Current location - Education and Training Encyclopedia - Graduation thesis - How to become a "master" of data mining through self-study
How to become a "master" of data mining through self-study
Basic terms:

1. Read the introduction of data mining. This book is easy to understand and has no complicated and profound formulas. Very suitable for beginners. In addition, you can use this book as a reference data mining: concepts and technologies. The second one is rough and has more knowledge of data warehouse. If you like algorithms, you can read Introduction to Machine Learning again.

2. Implement the classical algorithm. There are several parts:

A. association rule mining (Apriori, FPTree, etc. )

B. classification (C4.5, KNN, logistic regression, SVM, etc. )

C. clustering (kmeans, dbscan, spectral clustering, etc. )

D. dimension reduction (PCA, LDA, etc. )

E recommendation system (content-based recommendation, collaborative filtering, such as matrix decomposition, etc. )

Then test it on public data sets to see the effect of implementation. You can find a large number of public data sets on the following websites:/Take part in several competitions of 10 1 to learn how to abstract a problem into a model and build an effective feature project from the original data.

At this point, basically several large domestic companies will give you an interview.

Advanced articles:

1. Reading, the following parts are all big books, but they have made great progress after learning.

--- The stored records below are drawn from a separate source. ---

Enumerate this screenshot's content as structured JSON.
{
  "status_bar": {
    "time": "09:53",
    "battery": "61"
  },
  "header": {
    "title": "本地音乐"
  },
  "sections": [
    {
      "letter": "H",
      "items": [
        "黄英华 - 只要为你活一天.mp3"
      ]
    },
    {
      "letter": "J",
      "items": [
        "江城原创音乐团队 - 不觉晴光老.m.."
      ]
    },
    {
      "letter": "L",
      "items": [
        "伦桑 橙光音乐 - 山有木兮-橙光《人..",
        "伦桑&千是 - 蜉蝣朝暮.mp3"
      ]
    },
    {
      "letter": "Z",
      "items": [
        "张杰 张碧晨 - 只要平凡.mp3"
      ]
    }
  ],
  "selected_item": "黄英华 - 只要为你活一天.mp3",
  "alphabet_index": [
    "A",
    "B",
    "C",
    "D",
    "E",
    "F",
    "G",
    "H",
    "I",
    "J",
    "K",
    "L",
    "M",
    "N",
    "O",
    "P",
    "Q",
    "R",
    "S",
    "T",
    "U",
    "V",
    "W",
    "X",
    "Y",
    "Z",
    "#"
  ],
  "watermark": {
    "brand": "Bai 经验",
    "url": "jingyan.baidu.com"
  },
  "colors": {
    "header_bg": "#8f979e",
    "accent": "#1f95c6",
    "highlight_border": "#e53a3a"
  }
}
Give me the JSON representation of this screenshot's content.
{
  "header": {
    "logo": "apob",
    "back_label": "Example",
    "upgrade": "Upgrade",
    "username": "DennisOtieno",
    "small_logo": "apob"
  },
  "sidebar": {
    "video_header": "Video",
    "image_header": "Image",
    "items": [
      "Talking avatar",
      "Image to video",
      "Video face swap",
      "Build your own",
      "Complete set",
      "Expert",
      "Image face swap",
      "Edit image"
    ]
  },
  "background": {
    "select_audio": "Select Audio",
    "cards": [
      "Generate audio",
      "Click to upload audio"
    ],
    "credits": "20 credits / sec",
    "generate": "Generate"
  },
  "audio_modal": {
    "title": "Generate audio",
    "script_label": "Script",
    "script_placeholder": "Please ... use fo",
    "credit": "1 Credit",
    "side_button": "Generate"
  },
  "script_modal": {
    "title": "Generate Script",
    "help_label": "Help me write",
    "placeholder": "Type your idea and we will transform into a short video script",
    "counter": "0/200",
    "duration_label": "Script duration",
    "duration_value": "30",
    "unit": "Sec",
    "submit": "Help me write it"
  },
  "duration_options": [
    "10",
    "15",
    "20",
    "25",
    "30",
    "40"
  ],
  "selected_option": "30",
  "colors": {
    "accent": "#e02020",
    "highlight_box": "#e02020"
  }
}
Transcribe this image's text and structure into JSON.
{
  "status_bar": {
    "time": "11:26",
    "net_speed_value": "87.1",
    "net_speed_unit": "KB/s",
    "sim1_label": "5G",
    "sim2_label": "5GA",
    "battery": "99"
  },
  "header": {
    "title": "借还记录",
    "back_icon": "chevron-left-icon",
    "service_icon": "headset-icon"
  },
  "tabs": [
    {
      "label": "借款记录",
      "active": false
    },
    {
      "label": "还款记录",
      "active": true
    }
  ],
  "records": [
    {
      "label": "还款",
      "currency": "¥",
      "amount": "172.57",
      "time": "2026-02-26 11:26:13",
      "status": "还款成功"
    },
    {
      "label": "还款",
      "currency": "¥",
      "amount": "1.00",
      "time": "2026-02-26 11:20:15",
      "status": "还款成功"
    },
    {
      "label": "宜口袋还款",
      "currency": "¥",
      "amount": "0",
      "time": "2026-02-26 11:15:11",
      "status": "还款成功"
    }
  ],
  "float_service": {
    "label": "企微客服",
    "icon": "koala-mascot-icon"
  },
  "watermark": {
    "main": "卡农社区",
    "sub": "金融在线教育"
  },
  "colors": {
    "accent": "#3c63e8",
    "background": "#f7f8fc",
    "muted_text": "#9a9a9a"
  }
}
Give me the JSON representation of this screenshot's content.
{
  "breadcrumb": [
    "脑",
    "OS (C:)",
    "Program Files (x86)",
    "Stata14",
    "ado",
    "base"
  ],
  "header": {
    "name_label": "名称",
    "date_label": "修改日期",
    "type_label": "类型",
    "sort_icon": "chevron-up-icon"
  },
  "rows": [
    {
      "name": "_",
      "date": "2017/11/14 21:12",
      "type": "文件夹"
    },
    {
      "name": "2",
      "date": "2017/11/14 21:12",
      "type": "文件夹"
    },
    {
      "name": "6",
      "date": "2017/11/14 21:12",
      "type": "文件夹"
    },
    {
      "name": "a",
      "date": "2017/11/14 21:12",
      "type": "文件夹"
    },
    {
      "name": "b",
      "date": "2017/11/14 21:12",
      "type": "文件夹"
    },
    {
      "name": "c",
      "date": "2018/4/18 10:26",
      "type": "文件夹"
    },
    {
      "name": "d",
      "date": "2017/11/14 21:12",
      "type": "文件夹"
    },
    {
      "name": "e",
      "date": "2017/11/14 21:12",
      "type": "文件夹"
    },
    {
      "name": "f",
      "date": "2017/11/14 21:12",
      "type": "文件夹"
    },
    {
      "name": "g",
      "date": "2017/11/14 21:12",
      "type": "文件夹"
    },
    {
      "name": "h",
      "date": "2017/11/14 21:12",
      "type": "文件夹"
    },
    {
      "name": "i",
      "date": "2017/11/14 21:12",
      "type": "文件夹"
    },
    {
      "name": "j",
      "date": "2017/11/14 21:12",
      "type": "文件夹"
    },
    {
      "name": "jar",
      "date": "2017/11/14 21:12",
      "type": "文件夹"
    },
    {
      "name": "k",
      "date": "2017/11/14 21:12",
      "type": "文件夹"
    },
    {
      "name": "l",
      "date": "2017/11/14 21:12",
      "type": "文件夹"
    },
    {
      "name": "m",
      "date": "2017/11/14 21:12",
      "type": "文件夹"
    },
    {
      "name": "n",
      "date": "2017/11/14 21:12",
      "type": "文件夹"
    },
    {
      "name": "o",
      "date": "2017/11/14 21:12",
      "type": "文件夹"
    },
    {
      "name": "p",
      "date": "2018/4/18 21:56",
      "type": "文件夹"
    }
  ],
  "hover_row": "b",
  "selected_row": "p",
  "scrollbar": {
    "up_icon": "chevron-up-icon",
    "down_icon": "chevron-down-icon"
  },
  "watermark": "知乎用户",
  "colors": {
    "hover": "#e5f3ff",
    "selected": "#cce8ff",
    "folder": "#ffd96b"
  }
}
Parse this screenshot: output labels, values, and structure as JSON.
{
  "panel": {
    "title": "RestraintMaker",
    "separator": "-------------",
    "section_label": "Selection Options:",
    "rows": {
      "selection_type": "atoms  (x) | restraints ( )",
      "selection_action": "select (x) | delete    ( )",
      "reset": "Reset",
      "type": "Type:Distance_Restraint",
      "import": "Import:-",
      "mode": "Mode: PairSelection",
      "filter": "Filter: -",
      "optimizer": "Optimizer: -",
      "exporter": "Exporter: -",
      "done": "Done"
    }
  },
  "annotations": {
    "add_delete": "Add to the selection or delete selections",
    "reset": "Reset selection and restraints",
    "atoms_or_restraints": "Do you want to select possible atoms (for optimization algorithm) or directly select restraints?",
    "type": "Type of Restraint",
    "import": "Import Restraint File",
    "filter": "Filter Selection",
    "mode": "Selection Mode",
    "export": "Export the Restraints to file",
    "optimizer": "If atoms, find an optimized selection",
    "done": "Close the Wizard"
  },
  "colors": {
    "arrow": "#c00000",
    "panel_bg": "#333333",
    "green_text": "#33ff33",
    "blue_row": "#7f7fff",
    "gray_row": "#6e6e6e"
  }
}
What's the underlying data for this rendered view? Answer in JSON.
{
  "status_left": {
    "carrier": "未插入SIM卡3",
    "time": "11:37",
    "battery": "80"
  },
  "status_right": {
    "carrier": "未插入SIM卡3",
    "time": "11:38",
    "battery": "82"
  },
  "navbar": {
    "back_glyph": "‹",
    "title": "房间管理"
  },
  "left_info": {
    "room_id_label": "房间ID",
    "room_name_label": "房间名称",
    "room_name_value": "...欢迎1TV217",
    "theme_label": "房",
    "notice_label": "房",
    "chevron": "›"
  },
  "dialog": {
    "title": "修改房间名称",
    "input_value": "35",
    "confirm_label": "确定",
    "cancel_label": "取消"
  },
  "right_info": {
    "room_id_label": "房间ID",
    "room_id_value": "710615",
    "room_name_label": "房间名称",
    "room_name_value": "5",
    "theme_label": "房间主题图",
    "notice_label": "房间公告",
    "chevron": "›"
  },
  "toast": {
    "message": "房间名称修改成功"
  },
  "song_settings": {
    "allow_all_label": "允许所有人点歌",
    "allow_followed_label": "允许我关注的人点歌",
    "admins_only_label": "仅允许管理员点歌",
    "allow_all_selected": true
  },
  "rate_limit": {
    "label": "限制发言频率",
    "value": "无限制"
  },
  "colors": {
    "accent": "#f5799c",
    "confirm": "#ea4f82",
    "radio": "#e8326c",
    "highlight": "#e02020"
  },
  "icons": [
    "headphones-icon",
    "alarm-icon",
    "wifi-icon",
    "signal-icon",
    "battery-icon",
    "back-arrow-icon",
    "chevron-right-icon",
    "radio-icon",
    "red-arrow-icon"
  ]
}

A. Pattern Recognition and Machine Learning

B. Elements of Statistical Learning

C. Machine Learning: A Probabilistic Perspective

The first book is more Bayesian; ; The second book is more frequent; ; The third book is somewhere in between, but I think it is similar to the first book, but it adds a lot of new content. Of course, in addition to these large and comprehensive books, there are many books that introduce different fields, such as Boosting Foundations and Algorithms and Probabilistic Graphical Models Principles and Techniques. And some theoretical basis of machine learning, optimization of machine learning and so on. The after-class exercises in these books are also very useful. Only when you do them can you deduce formulas when you write your own paper.

2. read the newspaper. Including several related meetings: KDD, ICML, NIPS, International Commission of Jurists, AAAI, WWW, SIGIR, IJCAI;; And several related journals: TKDD, TKDE, JMLR, PAMI, etc. Track new technologies and new hot issues. Of course, if you do relevant research, this step is necessary. For example, the style of our group is to read papers in the first half of the year, find problems in the summer vacation, do experiments in the autumn, and write/hand in papers around the Spring Festival.

3. Track hot issues. For example, in recent years, the recommendation system, social network, behavior orientation and so on, many companies' businesses will involve these aspects. There are some popular technologies, such as deep learning, which is very popular now.

4. Learn large-scale parallel computing technologies, such as MapReduce, MPI, GPU computing, etc. Basically, every big company will use these technologies, because the actual amount of data is very large, and it is basically realized on the computing cluster.

5. Participate in actual data mining competitions, such as KDDCUP, or/and above. This process will train you how to solve a practical problem in a short time and be familiar with the whole process of the whole data mining project.

6. Participate in an open source project, such as the shogunate mentioned above or Mahout of scikit-learn and Apache, or provide more effective and faster implementation for some popular algorithms, such as SVM under the Map/Reduce platform. This is also an exercise in coding ability.

At this point, large domestic companies can basically go wherever they want, and the treatment is not bad; If English is good, it is not difficult to go to a company in America.